Photo taken on Nov. 29, 2017 shows a wharf in Yantian port zone of Shenzhen port in south China's Guangdong Province. Container throughput at Shenzhen Port saw a 5.13 percent growth year-on-year in 2017, reaching 25.2 million Twenty-foot Equivalent Units (TEUs). (Xinhua/Mao Siqian)
About 60-70 percent of the Chinese mainland-made goods for export that originally transited at Hong Kong are now instead processed at Shenzhen and Guangzhou, South China's Guangdong Province, due to the soaring human costs in the special administrative region (SAR) and new circumstances that have affected foreign traders' confidence, industry insiders told the Global Times.
Nevertheless, Hong Kong's position as a global free trade port remains irreplaceable given its overwhelming edge in free currency convertibility, and efficiency of cargo delivery, observers said.
As Hong Kong has gradually restored social tranquility and stability after the implementation of the iconic national security law, some traders on the Chinese mainland started to reconsider transiting their goods at Hong Kong, the Global Times learned.
An employee of a Shenzhen-based leading drone-maker, who spoke on condition of anonymity, told the Global Times that bulk orders of its drones have been shipped abroad via airports in Shenzhen city since 2019.
"Some flights in Hong Kong were cancelled last year due to the violent anti-government protests in Hong Kong, which, combined with a slew of other unexpected events, prompted us to choose air freight from Shenzhen airport instead," the employee said.

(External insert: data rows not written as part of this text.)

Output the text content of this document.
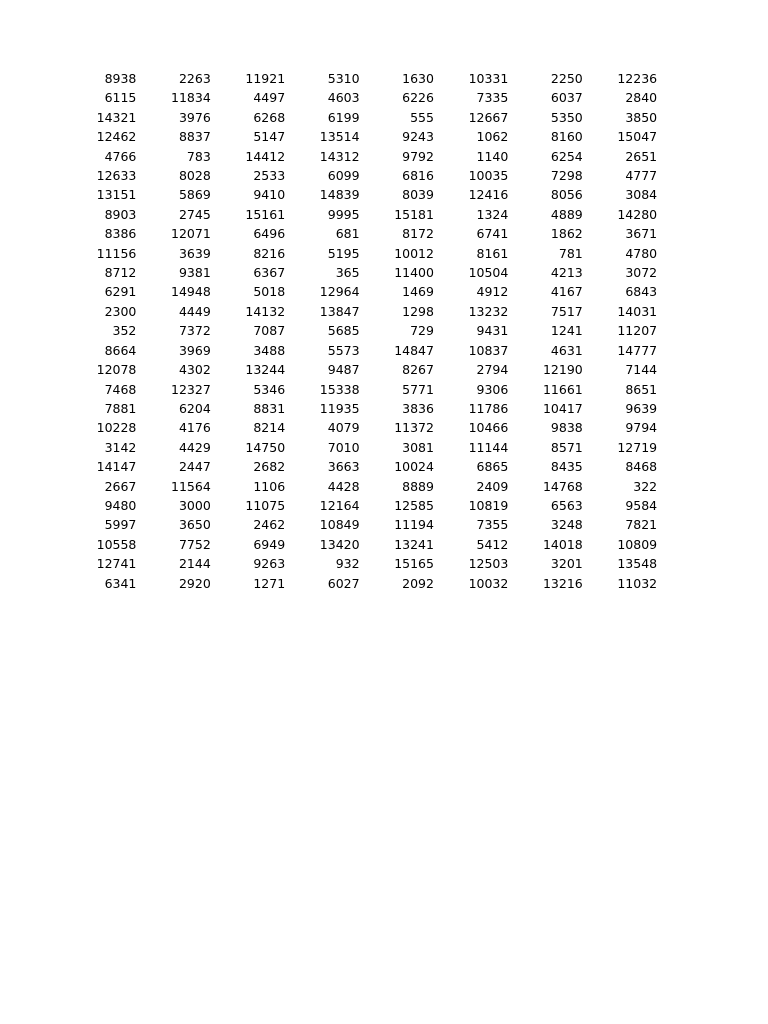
8938	2263	11921	5310	1630	10331	2250	12236
6115	11834	4497	4603	6226	7335	6037	2840
14321	3976	6268	6199	555	12667	5350	3850
12462	8837	5147	13514	9243	1062	8160	15047
4766	783	14412	14312	9792	1140	6254	2651
12633	8028	2533	6099	6816	10035	7298	4777
13151	5869	9410	14839	8039	12416	8056	3084
8903	2745	15161	9995	15181	1324	4889	14280
8386	12071	6496	681	8172	6741	1862	3671
11156	3639	8216	5195	10012	8161	781	4780
8712	9381	6367	365	11400	10504	4213	3072
6291	14948	5018	12964	1469	4912	4167	6843
2300	4449	14132	13847	1298	13232	7517	14031
352	7372	7087	5685	729	9431	1241	11207
8664	3969	3488	5573	14847	10837	4631	14777
12078	4302	13244	9487	8267	2794	12190	7144
7468	12327	5346	15338	5771	9306	11661	8651
7881	6204	8831	11935	3836	11786	10417	9639
10228	4176	8214	4079	11372	10466	9838	9794
3142	4429	14750	7010	3081	11144	8571	12719
14147	2447	2682	3663	10024	6865	8435	8468
2667	11564	1106	4428	8889	2409	14768	322
9480	3000	11075	12164	12585	10819	6563	9584
5997	3650	2462	10849	11194	7355	3248	7821
10558	7752	6949	13420	13241	5412	14018	10809
12741	2144	9263	932	15165	12503	3201	13548
6341	2920	1271	6027	2092	10032	13216	11032
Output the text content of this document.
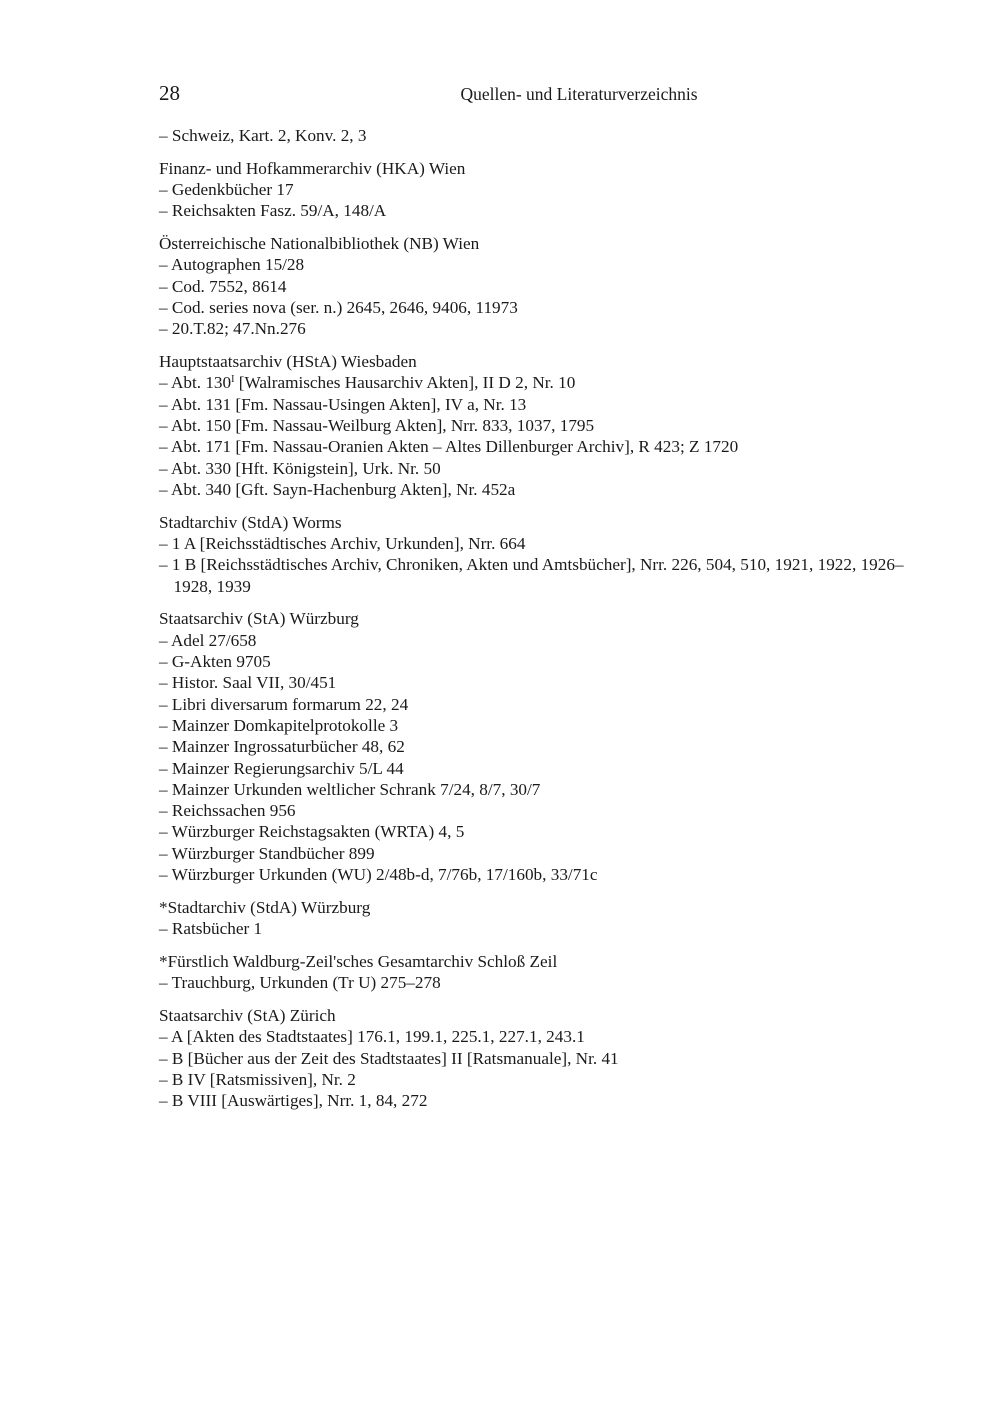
28	Quellen- und Literaturverzeichnis
– Schweiz, Kart. 2, Konv. 2, 3
Finanz- und Hofkammerarchiv (HKA) Wien
– Gedenkbücher 17
– Reichsakten Fasz. 59/A, 148/A
Österreichische Nationalbibliothek (NB) Wien
– Autographen 15/28
– Cod. 7552, 8614
– Cod. series nova (ser. n.) 2645, 2646, 9406, 11973
– 20.T.82; 47.Nn.276
Hauptstaatsarchiv (HStA) Wiesbaden
– Abt. $130^I$ [Walramisches Hausarchiv Akten], II D 2, Nr. 10
– Abt. 131 [Fm. Nassau-Usingen Akten], IV a, Nr. 13
– Abt. 150 [Fm. Nassau-Weilburg Akten], Nrr. 833, 1037, 1795
– Abt. 171 [Fm. Nassau-Oranien Akten – Altes Dillenburger Archiv], R 423; Z 1720
– Abt. 330 [Hft. Königstein], Urk. Nr. 50
– Abt. 340 [Gft. Sayn-Hachenburg Akten], Nr. 452a
Stadtarchiv (StdA) Worms
– 1 A [Reichsstädtisches Archiv, Urkunden], Nrr. 664
– 1 B [Reichsstädtisches Archiv, Chroniken, Akten und Amtsbücher], Nrr. 226, 504, 510, 1921, 1922, 1926–1928, 1939
Staatsarchiv (StA) Würzburg
– Adel 27/658
– G-Akten 9705
– Histor. Saal VII, 30/451
– Libri diversarum formarum 22, 24
– Mainzer Domkapitelprotokolle 3
– Mainzer Ingrossaturbücher 48, 62
– Mainzer Regierungsarchiv 5/L 44
– Mainzer Urkunden weltlicher Schrank 7/24, 8/7, 30/7
– Reichssachen 956
– Würzburger Reichstagsakten (WRTA) 4, 5
– Würzburger Standbücher 899
– Würzburger Urkunden (WU) 2/48b-d, 7/76b, 17/160b, 33/71c
*Stadtarchiv (StdA) Würzburg
– Ratsbücher 1
*Fürstlich Waldburg-Zeil'sches Gesamtarchiv Schloß Zeil
– Trauchburg, Urkunden (Tr U) 275–278
Staatsarchiv (StA) Zürich
– A [Akten des Stadtstaates] 176.1, 199.1, 225.1, 227.1, 243.1
– B [Bücher aus der Zeit des Stadtstaates] II [Ratsmanuale], Nr. 41
– B IV [Ratsmissiven], Nr. 2
– B VIII [Auswärtiges], Nrr. 1, 84, 272
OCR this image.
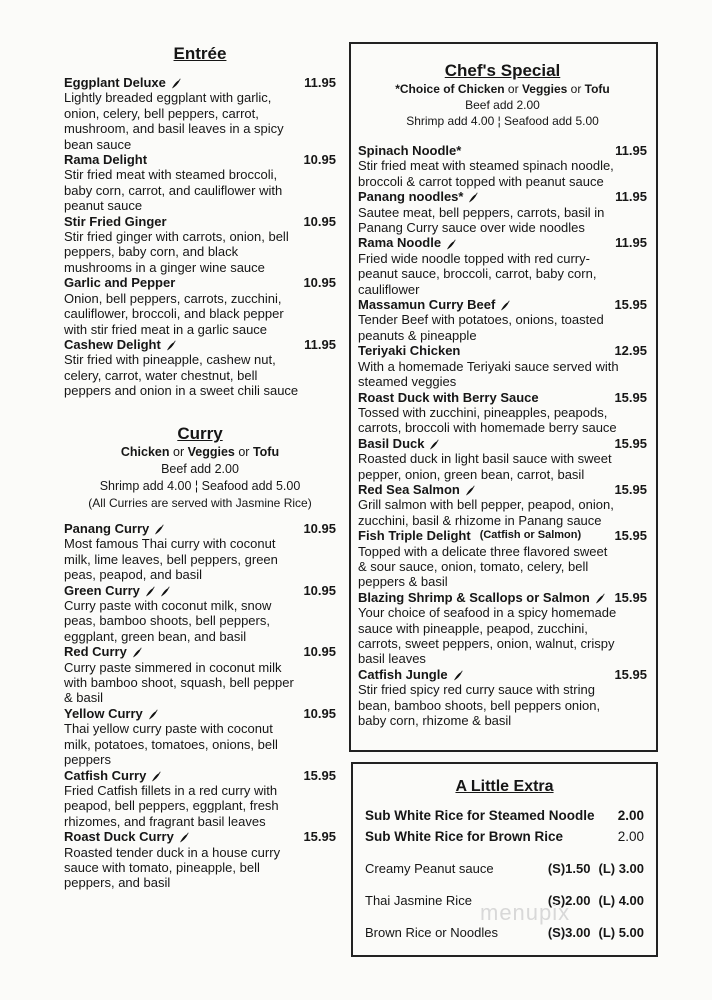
Entrée
Eggplant Deluxe	11.95
Lightly breaded eggplant with garlic,
onion, celery, bell peppers, carrot,
mushroom, and basil leaves in a spicy
bean sauce
Rama Delight	10.95
Stir fried meat with steamed broccoli,
baby corn, carrot, and cauliflower with
peanut sauce
Stir Fried Ginger	10.95
Stir fried ginger with carrots, onion, bell
peppers, baby corn, and black
mushrooms in a ginger wine sauce
Garlic and Pepper	10.95
Onion, bell peppers, carrots, zucchini,
cauliflower, broccoli, and black pepper
with stir fried meat in a garlic sauce
Cashew Delight	11.95
Stir fried with pineapple, cashew nut,
celery, carrot, water chestnut, bell
peppers and onion in a sweet chili sauce
Curry
Chicken or Veggies or Tofu
Beef add 2.00
Shrimp add 4.00 ¦ Seafood add 5.00
(All Curries are served with Jasmine Rice)
Panang Curry	10.95
Most famous Thai curry with coconut
milk, lime leaves, bell peppers, green
peas, peapod, and basil
Green Curry	10.95
Curry paste with coconut milk, snow
peas, bamboo shoots, bell peppers,
eggplant, green bean, and basil
Red Curry	10.95
Curry paste simmered in coconut milk
with bamboo shoot, squash, bell pepper
& basil
Yellow Curry	10.95
Thai yellow curry paste with coconut
milk, potatoes, tomatoes, onions, bell
peppers
Catfish Curry	15.95
Fried Catfish fillets in a red curry with
peapod, bell peppers, eggplant, fresh
rhizomes, and fragrant basil leaves
Roast Duck Curry	15.95
Roasted tender duck in a house curry
sauce with tomato, pineapple, bell
peppers, and basil
Chef's Special
*Choice of Chicken or Veggies or Tofu
Beef add 2.00
Shrimp add 4.00 ¦ Seafood add 5.00
Spinach Noodle*	11.95
Stir fried meat with steamed spinach noodle,
broccoli & carrot topped with peanut sauce
Panang noodles*	11.95
Sautee meat, bell peppers, carrots, basil in
Panang Curry sauce over wide noodles
Rama Noodle	11.95
Fried wide noodle topped with red curry-
peanut sauce, broccoli, carrot, baby corn,
cauliflower
Massamun Curry Beef	15.95
Tender Beef with potatoes, onions, toasted
peanuts & pineapple
Teriyaki Chicken	12.95
With a homemade Teriyaki sauce served with
steamed veggies
Roast Duck with Berry Sauce	15.95
Tossed with zucchini, pineapples, peapods,
carrots, broccoli with homemade berry sauce
Basil Duck	15.95
Roasted duck in light basil sauce with sweet
pepper, onion, green bean, carrot, basil
Red Sea Salmon	15.95
Grill salmon with bell pepper, peapod, onion,
zucchini, basil & rhizome in Panang sauce
Fish Triple Delight (Catfish or Salmon)	15.95
Topped with a delicate three flavored sweet
& sour sauce, onion, tomato, celery, bell
peppers & basil
Blazing Shrimp & Scallops or Salmon 15.95
Your choice of seafood in a spicy homemade
sauce with pineapple, peapod, zucchini,
carrots, sweet peppers, onion, walnut, crispy
basil leaves
Catfish Jungle	15.95
Stir fried spicy red curry sauce with string
bean, bamboo shoots, bell peppers onion,
baby corn, rhizome & basil
A Little Extra
Sub White Rice for Steamed Noodle 2.00
Sub White Rice for Brown Rice	2.00
Creamy Peanut sauce	(S)1.50 (L) 3.00
Thai Jasmine Rice	(S)2.00 (L) 4.00
Brown Rice or Noodles	(S)3.00 (L) 5.00
menupix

He noted that there was a point at which the transportation capacity in Guangdong Province had failed to catch up with rising market demand, sometimes leading to stockpiles and queues at local ports.
Huang Jinyun, general manager of Shenzhen-based smartwatch maker Aibaohu Tech Co, noted that the company has started shipping a small portion of its smart watches to the US and Europe directly from Shenzhen's port in the past two years.
"Hong Kong holds a number of major consumer electronic shows every year, but many foreign clients fly to exhibitions in Guangzhou and Shenzhen and place orders directly due to concerns over the social unrest in Hong Kong. This dealt a blow to Hong Kong's trade industry," Huang told the Global Times.
Hong Kong has long served as an important transportation hub for the Chinese mainland, and played an important role in China's reform and opening-up. During the first half of 2020, the SAR's foreign trade volume with the Chinese mainland dwindled 13 percent to $116.35 billion, according to data from China's Ministry of Commerce.
However, Huang noted that a majority of the company's products will still be transported via Hong Kong's airports due to the reach of the city's extensive air network.
"There are more flights in Hong Kong. The arrangement of air cargo is more flexible, and the cost is comparably cheaper," Huang said, noting that "a considerable number" of foreign clients still approach Hong Kong's trading agencies for products manufactured in the Chinese mainland.
A veteran foreign trade industry insider, who is also an executive at a local television sets manufacturer, told the Global Times that Hong Kong's advantage lies in providing professional and efficient foreign trade and financial services.
"There is plenty of room for Hong Kong and neighboring Shenzhen city to better cooperate," the executive noted. "Their relationship in the foreign trade industry has been complementary in the past and will be closer in the future, especially after implementation of the national security law that safeguards Hong Kong's stability," the source added.